La contemplazione della forma e il silenzio dell’essere
“Nulla succede per caso”, così Robert H. Hopcke dà valenza alle coincidenze della vita le quali mettono in luce gli eventi esterni che a loro volta riflettono in modo esatto eventi e stati d’animo elaborati interiormente e fanno apparire così le nostre vite come storie di cui noi stessi siamo i personaggi. E proprio grazie ad una mera coincidenza che, negli ultimi tempi, ho avuto la possibilità di osservare e contemplare il lavoro di Caterina Arcuri, artista di origini catanzaresi, la quale, sin dagli albori degli anni ’90, sperimenta, attraverso la sua sensibilità e compostezza, diversi linguaggi inerenti alle arti visive, i quali spaziano dalla pittura alle opere plastiche, dalla fotografia alla video arte; ma il suo pensiero culmina poeticamente con tutta la sua bellezza d’animo nelle performance e installazioni artistiche.

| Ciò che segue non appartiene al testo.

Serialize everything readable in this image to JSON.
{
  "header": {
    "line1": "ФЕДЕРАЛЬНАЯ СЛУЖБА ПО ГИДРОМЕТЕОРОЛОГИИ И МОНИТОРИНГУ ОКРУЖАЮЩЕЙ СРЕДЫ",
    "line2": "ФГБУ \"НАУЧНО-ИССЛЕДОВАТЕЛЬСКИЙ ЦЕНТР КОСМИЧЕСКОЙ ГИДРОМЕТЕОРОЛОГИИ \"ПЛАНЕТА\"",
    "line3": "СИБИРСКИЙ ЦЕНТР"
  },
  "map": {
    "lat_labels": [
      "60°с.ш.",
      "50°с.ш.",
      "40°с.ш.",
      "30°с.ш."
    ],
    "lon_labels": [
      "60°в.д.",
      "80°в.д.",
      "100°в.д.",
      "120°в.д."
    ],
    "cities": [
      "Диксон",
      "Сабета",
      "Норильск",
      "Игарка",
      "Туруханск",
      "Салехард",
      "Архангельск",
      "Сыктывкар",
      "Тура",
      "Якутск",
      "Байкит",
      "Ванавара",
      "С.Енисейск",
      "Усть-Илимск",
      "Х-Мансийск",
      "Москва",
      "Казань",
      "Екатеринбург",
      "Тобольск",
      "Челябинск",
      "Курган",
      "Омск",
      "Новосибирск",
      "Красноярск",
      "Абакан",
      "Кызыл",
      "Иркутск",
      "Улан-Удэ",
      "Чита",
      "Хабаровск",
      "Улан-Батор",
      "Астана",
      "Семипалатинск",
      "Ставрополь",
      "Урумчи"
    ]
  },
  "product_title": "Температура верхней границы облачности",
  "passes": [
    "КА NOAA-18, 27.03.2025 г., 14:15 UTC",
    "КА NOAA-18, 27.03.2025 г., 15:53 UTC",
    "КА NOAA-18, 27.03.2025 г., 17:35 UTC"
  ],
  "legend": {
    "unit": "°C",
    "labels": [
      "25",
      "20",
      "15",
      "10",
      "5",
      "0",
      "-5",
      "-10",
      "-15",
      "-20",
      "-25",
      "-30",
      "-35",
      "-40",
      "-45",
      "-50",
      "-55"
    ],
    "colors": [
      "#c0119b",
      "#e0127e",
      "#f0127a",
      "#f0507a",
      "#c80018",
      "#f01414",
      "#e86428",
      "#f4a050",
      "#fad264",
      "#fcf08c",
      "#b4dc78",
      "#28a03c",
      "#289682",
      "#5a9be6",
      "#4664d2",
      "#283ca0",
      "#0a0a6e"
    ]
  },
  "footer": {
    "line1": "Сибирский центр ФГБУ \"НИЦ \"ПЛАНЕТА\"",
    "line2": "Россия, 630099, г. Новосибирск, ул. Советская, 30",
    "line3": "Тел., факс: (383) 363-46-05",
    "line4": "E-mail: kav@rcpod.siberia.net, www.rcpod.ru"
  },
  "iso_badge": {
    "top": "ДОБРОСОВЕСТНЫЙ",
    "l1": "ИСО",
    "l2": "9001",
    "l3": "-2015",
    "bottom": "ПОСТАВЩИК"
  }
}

Possiamo affermare che nel panorama dell’arte contemporanea, Arcuri, si identifica con opere di assoluta purezza estetica utilizzando materiali extra-pittorici quali l’acciaio, supporti lignei e ceramiche. Si pone degli interrogativi, soprattutto in un momento dove la parola virus entra nel nostro linguaggio quotidiano e conduce ad un’assoluta trasformazione sociale condizionata dalla paura di vivere. Attraverso la riattualizzazione di un video autoritratto, presentato lo scorso anno al MACRO di Roma, intitolato “Forse ci siamo”, Caterina Arcuri espone nuovamente le sue opere nel Centro Open Space di Catanzaro, trasformando positivamente questo lungo periodo di isolamento vissuto da tutti noi, ponendo metaforicamente una distanza fisica tra l’opera e il fruitore; un guardare al di là del vetro, inducendo, così, l’occhio umano, ad un movimento che dall’interno va verso il mondo e oltre; uno specchio-riflesso, inteso come linea di confine tra arte e pensiero umano, tra il reale e l’irreale, tra la materialità corporea e quella spirituale. Le opere esposte spaziano tra un linearismo geometrico, riconducibile sotto alcuni aspetti ad un design contemporaneo, e forme plastiche essenziali e creative (come pietre e teste umane prive di organi sensoriali). L’atto artistico di Caterina Arcuri, in questo momento, non è concepito come un’occasione d’incontro-confronto collettivo, ma come pretesto positivo per scavare all’interno di se stessi, generando una contemplazione della forma data da una silenziosa modulazione geometrica che equilibra l’essere presenti in una società post-moderna sempre più offuscata, rumorosa e in continua trasformazione.
Luigi Polillo
Nata a Catanzaro, Caterina Arcuri si forma presso l’Accademia di Belle Arti della sua città, dove vive e lavora. Negli anni ’90 propone opere che accolgono molteplici linguaggi – dalla pittura, alla fotografia, dalla performance, al video – individuando quello che, di volta in volta, le consente di esprimersi in modo sempre peculiare. Nel 2014, in occasione della personale Fonti alla galleria TRAleVOLTE di Roma realizza, per la prima volta, una installazione in dialogo con l’architettura e il luogo, formula che pur divenendo, poi, la sua cifra espressiva, risulta in continua evoluzione. Il tempo – nel suo scorrere in avanti o all’indietro e nelle sue stratificazioni attraversabili – e la memoria risultano essere le principali direttrici della sua ricerca. “…per l’artista la memoria ha valore sia quando è rappresentabile con un pieno che con un vuoto. Nel video forse ci siamo dico che a volte, l’opera nasce sottraendole quello che il tempo le toglierebbe, quello che, se fosse un essere umano, perderebbe o lascerebbe lungo il suo cammino, tendendo all’essenzialità: sale della vita e dell’arte”. Vanta numerose partecipazioni in mostre ed eventi artistici in Italia e all’estero, sue opere sono presenti in musei, collezioni pubbliche e private. È docente di pittura all’Accademia di Belle Arti.